The obvious answer, in the abstract, to both the questions posed initially is no. The power of the purse is the greatest power belonging to the legislature in any democratic government, and there is a large presumption against tampering with that power by the other branches of government. The United States Supreme Court, for instance, has, to my knowledge, never struck down a statutory provision of the Internal Revenue Code as unconstitutional.
To understand that deference to the legislature, one must first appreciate how notoriously squishy are abstract terms like equality and fairness. Take a familiar example: the capital gains tax. Israel does not at present tax capital gains on the sales of shares purchased on local exchanges. In some sense, that exemption for capital gains is unequal. Two people with the same gross income for the year may end up paying vastly different amounts of taxes, depending on the source of their income.
Indeed the favorable treatment of capital gains advantages the rich over the poor because the latter have much more money available for speculative investments and earn a much higher percentage of their income from investments, as opposed to the sweat of their brow.
Crusaders for tax fairness often argue for a tax code free of distinctions between different types of income and with as few loopholes as possible. But it is unthinkable that the Israeli Supreme Court or any high court in the Western world would judicially strike down favorable treatment of capital gains income.

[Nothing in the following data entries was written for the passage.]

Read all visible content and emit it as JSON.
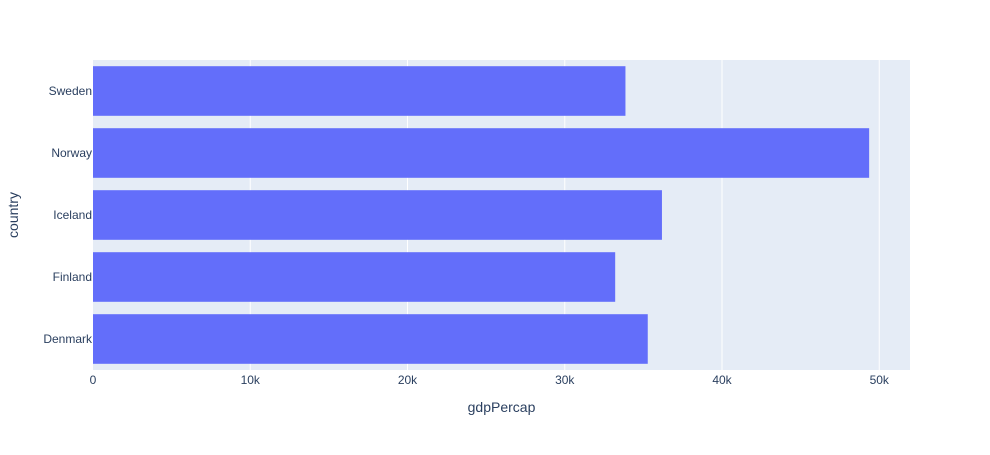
{
  "chart_data": {
    "type": "bar",
    "orientation": "horizontal",
    "categories": [
      "Denmark",
      "Finland",
      "Iceland",
      "Norway",
      "Sweden"
    ],
    "values": [
      35278,
      33207,
      36181,
      49357,
      33860
    ],
    "xlabel": "gdpPercap",
    "ylabel": "country",
    "xlim": [
      0,
      51955
    ],
    "xticks": [
      0,
      10000,
      20000,
      30000,
      40000,
      50000
    ],
    "xtick_labels": [
      "0",
      "10k",
      "20k",
      "30k",
      "40k",
      "50k"
    ],
    "grid": "vertical",
    "colors": {
      "bar": "#636efa",
      "plot_bg": "#e5ecf6",
      "grid": "#ffffff",
      "text": "#2a3f5f"
    }
  }
}
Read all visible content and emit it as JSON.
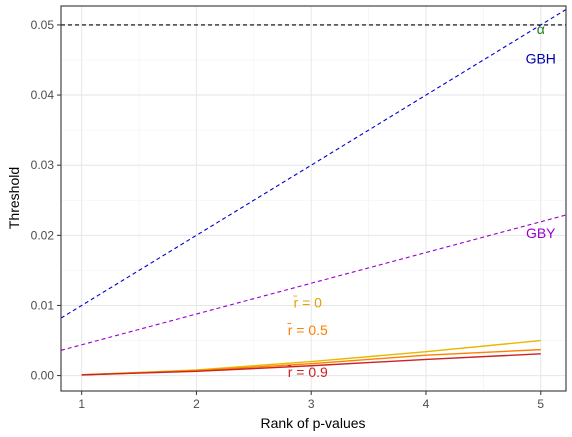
{
  "chart_data": {
    "type": "line",
    "title": "",
    "xlabel": "Rank of p-values",
    "ylabel": "Threshold",
    "xlim": [
      0.82,
      5.22
    ],
    "ylim": [
      -0.0022,
      0.0527
    ],
    "x_ticks": [
      1,
      2,
      3,
      4,
      5
    ],
    "y_ticks": [
      0.0,
      0.01,
      0.02,
      0.03,
      0.04,
      0.05
    ],
    "x_tick_labels": [
      "1",
      "2",
      "3",
      "4",
      "5"
    ],
    "y_tick_labels": [
      "0.00",
      "0.01",
      "0.02",
      "0.03",
      "0.04",
      "0.05"
    ],
    "grid": true,
    "legend": "none",
    "hlines": [
      {
        "y": 0.05,
        "color": "#000000",
        "dash": true
      }
    ],
    "series": [
      {
        "x": [
          0.82,
          5.22
        ],
        "y": [
          0.0082,
          0.0522
        ],
        "color": "#0000cc",
        "dash": true
      },
      {
        "x": [
          0.82,
          5.22
        ],
        "y": [
          0.0036,
          0.0229
        ],
        "color": "#9900cc",
        "dash": true
      },
      {
        "x": [
          1,
          2,
          3,
          4,
          5
        ],
        "y": [
          0.0001,
          0.0008,
          0.002,
          0.0034,
          0.005
        ],
        "color": "#e6b800",
        "dash": false
      },
      {
        "x": [
          1,
          2,
          3,
          4,
          5
        ],
        "y": [
          0.0001,
          0.0007,
          0.0017,
          0.0029,
          0.0037
        ],
        "color": "#ff7f00",
        "dash": false
      },
      {
        "x": [
          1,
          2,
          3,
          4,
          5
        ],
        "y": [
          0.0001,
          0.0006,
          0.0014,
          0.0023,
          0.0031
        ],
        "color": "#cc2222",
        "dash": false
      }
    ],
    "annotations": [
      {
        "text": "α",
        "x": 5.0,
        "y": 0.0487,
        "color": "#1a7a1a"
      },
      {
        "text": "GBH",
        "x": 5.0,
        "y": 0.0445,
        "color": "#0000aa"
      },
      {
        "text": "GBY",
        "x": 5.0,
        "y": 0.0196,
        "color": "#9900cc"
      },
      {
        "text": "r̄ = 0",
        "x": 2.97,
        "y": 0.0097,
        "color": "#e6a000"
      },
      {
        "text": "r̄ = 0.5",
        "x": 2.97,
        "y": 0.0058,
        "color": "#ff7f00"
      },
      {
        "text": "r̄ = 0.9",
        "x": 2.97,
        "y": -0.0002,
        "color": "#cc2222"
      }
    ]
  }
}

Courts recognize that such exemptions have many other purposes besides conforming to an abstract standard of fairness. The Israeli capital gains exemption, for instance, boosts the development of local stock exchanges and increase the capital available to local enterprises. Other tax exemptions are designed to encourage businesses to relocate on the periphery or development towns.

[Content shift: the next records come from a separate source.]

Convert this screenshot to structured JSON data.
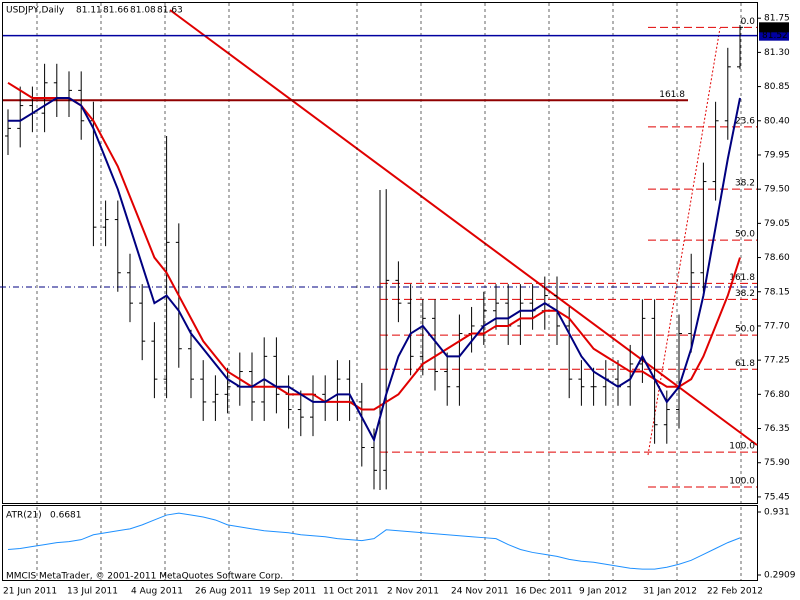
{
  "chart_data": {
    "type": "ohlc",
    "symbol": "USDJPY,Daily",
    "footer": "MMCIS MetaTrader, © 2001-2011 MetaQuotes Software Corp.",
    "x_labels": [
      "21 Jun 2011",
      "13 Jul 2011",
      "4 Aug 2011",
      "26 Aug 2011",
      "19 Sep 2011",
      "11 Oct 2011",
      "2 Nov 2011",
      "24 Nov 2011",
      "16 Dec 2011",
      "9 Jan 2012",
      "31 Jan 2012",
      "22 Feb 2012"
    ],
    "bar_color": "#000000",
    "open": [
      80.2,
      80.3,
      80.6,
      80.5,
      80.9,
      80.7,
      80.8,
      80.4,
      79.0,
      79.1,
      78.4,
      78.0,
      77.5,
      77.0,
      78.8,
      77.4,
      77.0,
      76.7,
      76.8,
      76.9,
      77.1,
      76.7,
      77.3,
      76.8,
      76.6,
      76.5,
      76.8,
      76.7,
      77.0,
      76.7,
      76.1,
      75.8,
      78.3,
      78.0,
      77.3,
      77.8,
      77.1,
      76.9,
      77.6,
      77.7,
      77.9,
      78.0,
      77.7,
      78.0,
      77.9,
      78.1,
      77.7,
      77.0,
      76.9,
      76.9,
      77.0,
      76.9,
      77.2,
      77.8,
      76.4,
      76.6,
      77.6,
      78.4,
      79.6,
      80.4,
      81.11
    ],
    "high": [
      80.55,
      80.85,
      80.85,
      81.15,
      81.15,
      81.05,
      81.05,
      80.65,
      79.35,
      79.35,
      78.65,
      78.25,
      77.75,
      80.2,
      79.05,
      77.65,
      77.25,
      77.05,
      77.15,
      77.35,
      77.35,
      77.55,
      77.55,
      77.05,
      76.85,
      77.05,
      77.05,
      77.25,
      77.25,
      76.95,
      76.35,
      79.5,
      78.55,
      78.25,
      78.05,
      78.05,
      77.35,
      77.85,
      77.95,
      78.15,
      78.25,
      78.25,
      78.25,
      78.25,
      78.35,
      78.35,
      77.95,
      77.25,
      77.15,
      77.25,
      77.25,
      77.45,
      78.05,
      78.05,
      76.85,
      77.85,
      78.65,
      79.85,
      80.65,
      81.36,
      81.66
    ],
    "low": [
      79.95,
      80.05,
      80.25,
      80.25,
      80.45,
      80.45,
      80.15,
      78.75,
      78.75,
      78.15,
      77.75,
      77.25,
      76.75,
      76.75,
      77.15,
      76.75,
      76.45,
      76.45,
      76.55,
      76.65,
      76.45,
      76.45,
      76.55,
      76.35,
      76.25,
      76.25,
      76.45,
      76.45,
      76.45,
      75.85,
      75.55,
      75.55,
      77.75,
      77.05,
      77.05,
      76.85,
      76.65,
      76.65,
      77.35,
      77.45,
      77.65,
      77.45,
      77.45,
      77.65,
      77.65,
      77.45,
      76.75,
      76.65,
      76.65,
      76.65,
      76.65,
      76.65,
      76.95,
      76.15,
      76.15,
      76.35,
      77.35,
      78.15,
      79.35,
      80.15,
      81.08
    ],
    "close": [
      80.3,
      80.6,
      80.5,
      80.9,
      80.7,
      80.8,
      80.4,
      79.0,
      79.1,
      78.4,
      78.0,
      77.5,
      77.0,
      78.8,
      77.4,
      77.0,
      76.7,
      76.8,
      76.9,
      77.1,
      76.7,
      77.3,
      76.8,
      76.6,
      76.5,
      76.8,
      76.7,
      77.0,
      76.7,
      76.1,
      75.8,
      78.3,
      78.0,
      77.3,
      77.8,
      77.1,
      76.9,
      77.6,
      77.7,
      77.9,
      78.0,
      77.7,
      78.0,
      77.9,
      78.1,
      77.7,
      77.0,
      76.9,
      76.9,
      77.0,
      76.9,
      77.2,
      77.8,
      76.4,
      76.6,
      77.6,
      78.4,
      79.6,
      80.4,
      81.11,
      81.63
    ],
    "ma_fast": {
      "color": "#000080",
      "values": [
        80.4,
        80.4,
        80.5,
        80.6,
        80.7,
        80.7,
        80.6,
        80.3,
        79.9,
        79.5,
        79.0,
        78.5,
        78.0,
        78.1,
        77.9,
        77.6,
        77.4,
        77.2,
        77.0,
        76.9,
        76.9,
        77.0,
        76.9,
        76.9,
        76.8,
        76.7,
        76.7,
        76.8,
        76.8,
        76.5,
        76.2,
        76.8,
        77.3,
        77.6,
        77.7,
        77.5,
        77.3,
        77.3,
        77.5,
        77.7,
        77.8,
        77.8,
        77.9,
        77.9,
        78.0,
        77.9,
        77.6,
        77.3,
        77.1,
        77.0,
        76.9,
        77.0,
        77.3,
        77.0,
        76.7,
        76.9,
        77.4,
        78.1,
        79.0,
        79.9,
        80.7
      ]
    },
    "ma_slow": {
      "color": "#e00000",
      "values": [
        80.9,
        80.8,
        80.7,
        80.7,
        80.7,
        80.7,
        80.6,
        80.4,
        80.1,
        79.8,
        79.4,
        79.0,
        78.6,
        78.4,
        78.1,
        77.8,
        77.5,
        77.3,
        77.1,
        77.0,
        76.9,
        76.9,
        76.9,
        76.8,
        76.8,
        76.8,
        76.7,
        76.7,
        76.7,
        76.6,
        76.6,
        76.7,
        76.8,
        77.0,
        77.2,
        77.3,
        77.4,
        77.5,
        77.6,
        77.6,
        77.7,
        77.7,
        77.8,
        77.8,
        77.9,
        77.9,
        77.8,
        77.6,
        77.4,
        77.3,
        77.2,
        77.1,
        77.1,
        77.0,
        76.9,
        76.9,
        77.0,
        77.3,
        77.7,
        78.1,
        78.6
      ]
    },
    "ylim": [
      75.37,
      81.95
    ],
    "yticks": [
      81.75,
      {
        "value": 81.3,
        "label": "81.30"
      },
      80.85,
      {
        "value": 80.4,
        "label": "80.40"
      },
      79.95,
      {
        "value": 79.5,
        "label": "79.50"
      },
      79.05,
      {
        "value": 78.6,
        "label": "78.60"
      },
      78.15,
      {
        "value": 77.7,
        "label": "77.70"
      },
      77.25,
      {
        "value": 76.8,
        "label": "76.80"
      },
      76.35,
      {
        "value": 75.9,
        "label": "75.90"
      },
      75.45
    ],
    "levels": [
      {
        "value": 81.52,
        "label": "81.52",
        "color": "#0000a0"
      },
      {
        "value": 80.67,
        "label": "161.8",
        "color": "#900000"
      }
    ],
    "fib_levels": [
      {
        "value": 81.63,
        "label": "0.0"
      },
      {
        "value": 80.32,
        "label": "23.6"
      },
      {
        "value": 79.5,
        "label": "38.2"
      },
      {
        "value": 78.83,
        "label": "50.0"
      },
      {
        "value": 75.58,
        "label": "100.0"
      },
      {
        "value": 78.26,
        "label": "161.8"
      },
      {
        "value": 78.05,
        "label": "38.2"
      },
      {
        "value": 77.58,
        "label": "50.0"
      },
      {
        "value": 77.13,
        "label": "61.8"
      },
      {
        "value": 76.04,
        "label": "100.0"
      }
    ],
    "atr": {
      "label": "ATR(21)",
      "color": "#1e90ff",
      "values": [
        0.55,
        0.56,
        0.58,
        0.6,
        0.62,
        0.63,
        0.65,
        0.7,
        0.72,
        0.74,
        0.76,
        0.8,
        0.85,
        0.9,
        0.92,
        0.9,
        0.88,
        0.85,
        0.8,
        0.78,
        0.76,
        0.74,
        0.73,
        0.72,
        0.7,
        0.69,
        0.68,
        0.66,
        0.65,
        0.64,
        0.66,
        0.75,
        0.74,
        0.73,
        0.72,
        0.71,
        0.7,
        0.69,
        0.68,
        0.67,
        0.66,
        0.6,
        0.55,
        0.52,
        0.5,
        0.48,
        0.45,
        0.43,
        0.42,
        0.4,
        0.38,
        0.36,
        0.35,
        0.35,
        0.37,
        0.4,
        0.44,
        0.5,
        0.56,
        0.62,
        0.6681
      ],
      "ylim": [
        0.24,
        0.992
      ],
      "yticks": [
        0.931,
        0.2909
      ]
    }
  }
}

It is possible to adduce policy and economic arguments against such exemptions. And even their proponents will likely concede that such exemptions are a blunderbluss instrument that inevitably benefits many who would have acted the same way even without the incentive and others who do nothing to advance the purposes of the statute. But the proper place for those arguments is in the legislature not the courts, for they turn around fundamental questions of which purposes a society chooses to advance at a particular time.

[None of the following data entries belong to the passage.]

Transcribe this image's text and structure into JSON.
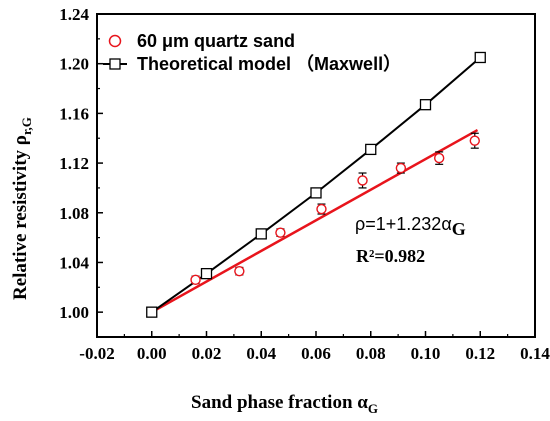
{
  "chart_data": {
    "type": "scatter",
    "xlabel": "Sand phase fraction α",
    "xlabel_sub": "G",
    "ylabel": "Relative resistivity ρ",
    "ylabel_sub": "r,G",
    "xlim": [
      -0.02,
      0.14
    ],
    "ylim": [
      0.98,
      1.24
    ],
    "x_ticks": [
      "-0.02",
      "0.00",
      "0.02",
      "0.04",
      "0.06",
      "0.08",
      "0.10",
      "0.12",
      "0.14"
    ],
    "y_ticks": [
      "1.00",
      "1.04",
      "1.08",
      "1.12",
      "1.16",
      "1.20",
      "1.24"
    ],
    "legend_position": "top-left",
    "series": [
      {
        "name": "60 μm quartz sand",
        "marker": "circle",
        "color": "#e8141c",
        "x": [
          0.0,
          0.016,
          0.032,
          0.047,
          0.062,
          0.077,
          0.091,
          0.105,
          0.118
        ],
        "y": [
          1.0,
          1.026,
          1.033,
          1.064,
          1.083,
          1.106,
          1.116,
          1.124,
          1.138
        ],
        "error": [
          0.002,
          0.003,
          0.003,
          0.003,
          0.004,
          0.006,
          0.004,
          0.005,
          0.006
        ]
      },
      {
        "name": "Theoretical model （Maxwell）",
        "marker": "square",
        "color": "#000000",
        "x": [
          0.0,
          0.02,
          0.04,
          0.06,
          0.08,
          0.1,
          0.12
        ],
        "y": [
          1.0,
          1.031,
          1.063,
          1.096,
          1.131,
          1.167,
          1.205
        ]
      }
    ],
    "fit_line": {
      "color": "#e8141c",
      "x": [
        0.0,
        0.119
      ],
      "y": [
        1.0,
        1.1466
      ]
    },
    "annotations": {
      "equation_prefix": "ρ=1+1.232α",
      "equation_sub": "G",
      "r2": "R²=0.982"
    }
  }
}
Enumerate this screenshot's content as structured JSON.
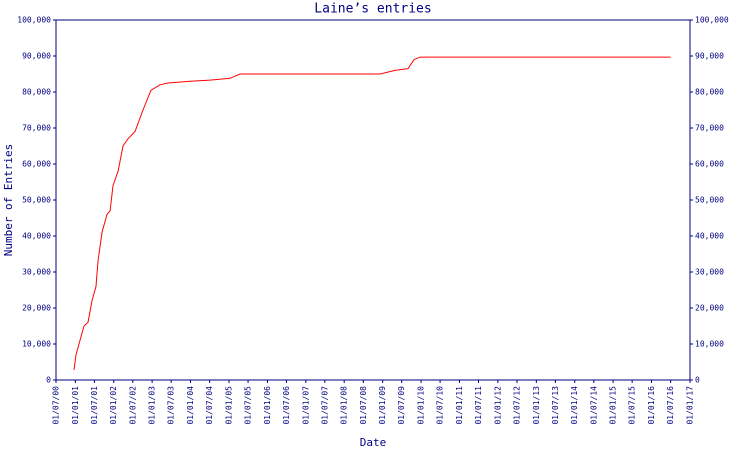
{
  "chart_data": {
    "type": "line",
    "title": "Laine’s entries",
    "xlabel": "Date",
    "ylabel": "Number of Entries",
    "x": [
      "2000-12-19",
      "2001-01-07",
      "2001-02-14",
      "2001-03-24",
      "2001-05-01",
      "2001-06-08",
      "2001-07-16",
      "2001-08-04",
      "2001-09-11",
      "2001-10-29",
      "2001-11-27",
      "2001-12-25",
      "2002-02-11",
      "2002-03-30",
      "2002-05-17",
      "2002-07-22",
      "2002-10-06",
      "2002-12-21",
      "2003-03-17",
      "2003-06-01",
      "2003-12-26",
      "2004-07-05",
      "2005-01-10",
      "2005-04-16",
      "2006-11-06",
      "2008-12-06",
      "2009-04-28",
      "2009-08-30",
      "2009-10-26",
      "2009-12-22",
      "2016-07-01"
    ],
    "series": [
      {
        "name": "Laine",
        "color": "#ff0000",
        "values": [
          2800,
          7000,
          11000,
          15000,
          16000,
          22000,
          26000,
          33000,
          41000,
          46000,
          47000,
          54000,
          58000,
          65000,
          67000,
          69000,
          75000,
          80500,
          82000,
          82500,
          83000,
          83300,
          83800,
          85000,
          85000,
          85000,
          86000,
          86500,
          89000,
          89700,
          89700
        ]
      }
    ],
    "xlim": [
      "2000-07-01",
      "2017-01-01"
    ],
    "xticks": [
      {
        "value": "2000-07-01",
        "label": "01/07/00"
      },
      {
        "value": "2001-01-01",
        "label": "01/01/01"
      },
      {
        "value": "2001-07-01",
        "label": "01/07/01"
      },
      {
        "value": "2002-01-01",
        "label": "01/01/02"
      },
      {
        "value": "2002-07-01",
        "label": "01/07/02"
      },
      {
        "value": "2003-01-01",
        "label": "01/01/03"
      },
      {
        "value": "2003-07-01",
        "label": "01/07/03"
      },
      {
        "value": "2004-01-01",
        "label": "01/01/04"
      },
      {
        "value": "2004-07-01",
        "label": "01/07/04"
      },
      {
        "value": "2005-01-01",
        "label": "01/01/05"
      },
      {
        "value": "2005-07-01",
        "label": "01/07/05"
      },
      {
        "value": "2006-01-01",
        "label": "01/01/06"
      },
      {
        "value": "2006-07-01",
        "label": "01/07/06"
      },
      {
        "value": "2007-01-01",
        "label": "01/01/07"
      },
      {
        "value": "2007-07-01",
        "label": "01/07/07"
      },
      {
        "value": "2008-01-01",
        "label": "01/01/08"
      },
      {
        "value": "2008-07-01",
        "label": "01/07/08"
      },
      {
        "value": "2009-01-01",
        "label": "01/01/09"
      },
      {
        "value": "2009-07-01",
        "label": "01/07/09"
      },
      {
        "value": "2010-01-01",
        "label": "01/01/10"
      },
      {
        "value": "2010-07-01",
        "label": "01/07/10"
      },
      {
        "value": "2011-01-01",
        "label": "01/01/11"
      },
      {
        "value": "2011-07-01",
        "label": "01/07/11"
      },
      {
        "value": "2012-01-01",
        "label": "01/01/12"
      },
      {
        "value": "2012-07-01",
        "label": "01/07/12"
      },
      {
        "value": "2013-01-01",
        "label": "01/01/13"
      },
      {
        "value": "2013-07-01",
        "label": "01/07/13"
      },
      {
        "value": "2014-01-01",
        "label": "01/01/14"
      },
      {
        "value": "2014-07-01",
        "label": "01/07/14"
      },
      {
        "value": "2015-01-01",
        "label": "01/01/15"
      },
      {
        "value": "2015-07-01",
        "label": "01/07/15"
      },
      {
        "value": "2016-01-01",
        "label": "01/01/16"
      },
      {
        "value": "2016-07-01",
        "label": "01/07/16"
      },
      {
        "value": "2017-01-01",
        "label": "01/01/17"
      }
    ],
    "ylim": [
      0,
      100000
    ],
    "yticks": [
      0,
      {
        "value": 10000,
        "label": "10,000"
      },
      {
        "value": 20000,
        "label": "20,000"
      },
      {
        "value": 30000,
        "label": "30,000"
      },
      {
        "value": 40000,
        "label": "40,000"
      },
      {
        "value": 50000,
        "label": "50,000"
      },
      {
        "value": 60000,
        "label": "60,000"
      },
      {
        "value": 70000,
        "label": "70,000"
      },
      {
        "value": 80000,
        "label": "80,000"
      },
      {
        "value": 90000,
        "label": "90,000"
      },
      {
        "value": 100000,
        "label": "100,000"
      }
    ],
    "y2lim": [
      0,
      100000
    ],
    "y2ticks": [
      0,
      {
        "value": 10000,
        "label": "10,000"
      },
      {
        "value": 20000,
        "label": "20,000"
      },
      {
        "value": 30000,
        "label": "30,000"
      },
      {
        "value": 40000,
        "label": "40,000"
      },
      {
        "value": 50000,
        "label": "50,000"
      },
      {
        "value": 60000,
        "label": "60,000"
      },
      {
        "value": 70000,
        "label": "70,000"
      },
      {
        "value": 80000,
        "label": "80,000"
      },
      {
        "value": 90000,
        "label": "90,000"
      },
      {
        "value": 100000,
        "label": "100,000"
      }
    ],
    "grid": false
  }
}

Or let’s take the argument from the other side. Proponents of flat taxes, like Steven Forbes, argue against progressivity in tax codes – i.e., the principle that the more one earns the greater the tax on each additional dollar -- on both philosophical and economic grounds. They view the redistribution of wealth in a given society as beyond the government’s purview on the grounds that it is unequal or unfair to tax a higher percantage of one person’s income than another’s.
Yet no matter how deeply they believe in this argument -- which coincides almost perfectly with their self-interest – advocates of this view inevitably advance their flat tax in legislatures and not it the courts.
What emerges from the foregoing discussion. First, all tax codes and government outlays are fraught with what can be described as inequities from one perspective or another. Israeli couples in which both spouses work or in which only the wife works, for example, pay far less in taxes than a couple with the same total earnings in which only the husband works. Similarly, there is an element of inequality involved when the government bails out kibbutz debts in the billions but refuses to cover my overdraft in the bank or protects greedy purchasers of bank shares but not investors who thought hi-tech was a bubble that would never burst.
At the same time, it is almost always possible to enunciate some public purpose behind a particular distinction – e.g., encouraging a market for teenage babysitters or providing incentives for women to enter the work force. Citizens will disagree about whether those purposes are indeed worthy of governmental support or justify the distinctions. The place for those disagreements is the legislature.
Finally, two things are rarely equal. Equality is in the eyes of the beholder. Sports facilities are not symphonies; neither are art museums yeshivos.
Subsidies to university students cannot be mechanically compared to those to yeshiva students, for a university and a yeshiva are not the same thing. That is not to say that one is better or worse than the other, or that either is entitled to a certain level of government support, just that they are different.
(While irrelevant to the point I am making, it is worth noting that university students are far more heavily subsidized than are yeshiva students. The actual cost to the university of the education they receive is many times the tuition paid and comes to close to $20,000 per year.)
Chareidi citizens may be infuriated to see their tax dollar subsidize the Batsheva Dance Company to the tune of $15/ticket, and others may be outraged to see their tax dollars support Torah learning. But the first Jewish state in two millenium is entitled to encourage Torah learning, just as it encourages the fine arts. (Even in the United States, in which there is a separation of state and religion, the Supreme Court has upheld property tax exemptions for religious institutions.)
Those who are outraged by government support for dance or yeshiva studies or both should seek redress in the Knesset.
To turn the Court into the arena for resolving these value conflicts, however, is to turn a handful of justices into our masters.